110 millions pour lutter contre le diabète

la ministre canadienne de la Santé, Leona Aglukkaq (archives) La ministre canadienne de la Santé, Leona Aglukkaq (archives)   © PC/Patrick Doyle

La ministre fédérale de la santé, Leona Aglukkaq, était de passage mercredi matin dans la réserve de Long Plain, située à 115 km à l'ouest de Winnipeg.

La ministre fédérale de la santé annonce la reconduction d'un programme de prévention et de promotion d'habitudes de vie saines.

Elle y a annoncé la reconduction de l'Initiative sur le diabète chez les Autochtones (IDA) pour les deux prochaines années.

Santé Canada investira ainsi 110 millions de dollars dans des programmes de sensibilisation et de dépistage, de prise en charge de la maladie, ainsi que de promotion de modes de vie sains.

Ce programme, qui existe depuis 1999, vise à réduire le diabète de type 2, causé par le surpoids, une alimentation trop riche et le manque d'activité physique.

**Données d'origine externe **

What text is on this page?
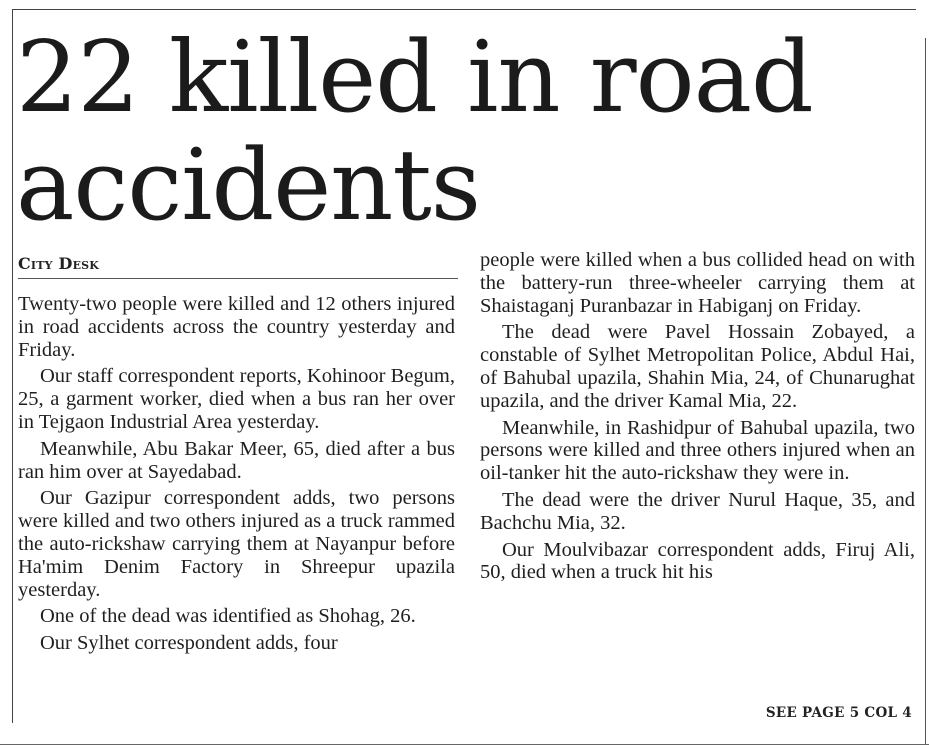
22 killed in road accidents
City Desk

Twenty-two people were killed and 12 others injured in road accidents across the country yesterday and Friday.

Our staff correspondent reports, Kohinoor Begum, 25, a garment worker, died when a bus ran her over in Tejgaon Industrial Area yesterday.

Meanwhile, Abu Bakar Meer, 65, died after a bus ran him over at Sayedabad.

Our Gazipur correspondent adds, two persons were killed and two others injured as a truck rammed the auto-rickshaw carrying them at Nayanpur before Ha'mim Denim Factory in Shreepur upazila yesterday.

One of the dead was identified as Shohag, 26.

Our Sylhet correspondent adds, four

people were killed when a bus collided head on with the battery-run three-wheeler carrying them at Shaistaganj Puranbazar in Habiganj on Friday.

The dead were Pavel Hossain Zobayed, a constable of Sylhet Metropolitan Police, Abdul Hai, of Bahubal upazila, Shahin Mia, 24, of Chunarughat upazila, and the driver Kamal Mia, 22.

Meanwhile, in Rashidpur of Bahubal upazila, two persons were killed and three others injured when an oil-tanker hit the auto-rickshaw they were in.

The dead were the driver Nurul Haque, 35, and Bachchu Mia, 32.

Our Moulvibazar correspondent adds, Firuj Ali, 50, died when a truck hit his

SEE PAGE 5 COL 4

« Notre gouvernement maintient son engagement à réduire la prévalence du diabète de type 2 et de ses complications au sein de la population autochtone. L'IDA appuie une gamme d'activités de promotion de la santé, de prévention, de dépistage et de soins adaptées aux besoins et à la culture des communautés », a affirmé la ministre Aglukkaq.

Changer les habitudes

Les Autochtones sont de trois à cinq fois plus touchés par le diabète que le reste de la population. Les complications liées au diabète peuvent être graves. Cette pathologie peut engendrer des problèmes de coeur, de reins, et aller jusqu'à toucher la vue. Dans certains cas, une perte de la sensibilité dans les doigts ou les orteils peut s'aggraver et mener à une amputation.

Le seul remède, selon Santé Canada, est de changer les habitudes de vie. L'IDA promeut les cuisines collectives, les jardins communautaires et les activités physiques. En plus de cibler les jeunes, l'Initiative vise la prise en charge du diabète avant et durant la grossesse.

Une partie des 110 millions affectés à cette initiative sera destinée à la formation des travailleurs communautaires, afin qu'ils soient capables de participer au dépistage du diabète et à la prise en charge des malades.

« C'est l'offre alimentaire des réserves qu'il faudrait changer parce que, souvent, il s'avère plus difficile d'acheter des fruits frais qu'un sac de chips. » — Corissa Dyck, infirmière communautaire

« Il faut revenir aux habitudes que nous avions auparavant, comme cultiver son jardin, manger des légumes frais et rester actif », a souligné Ron Evans, le grand chef de l'assemblée des chefs du Manitoba.

Dans la réserve de Long Plain, on est sur le bonne voie : un nouveau terrain de baseball vient d'être inauguré, et la population dispose déjà d'un jardin communautaire.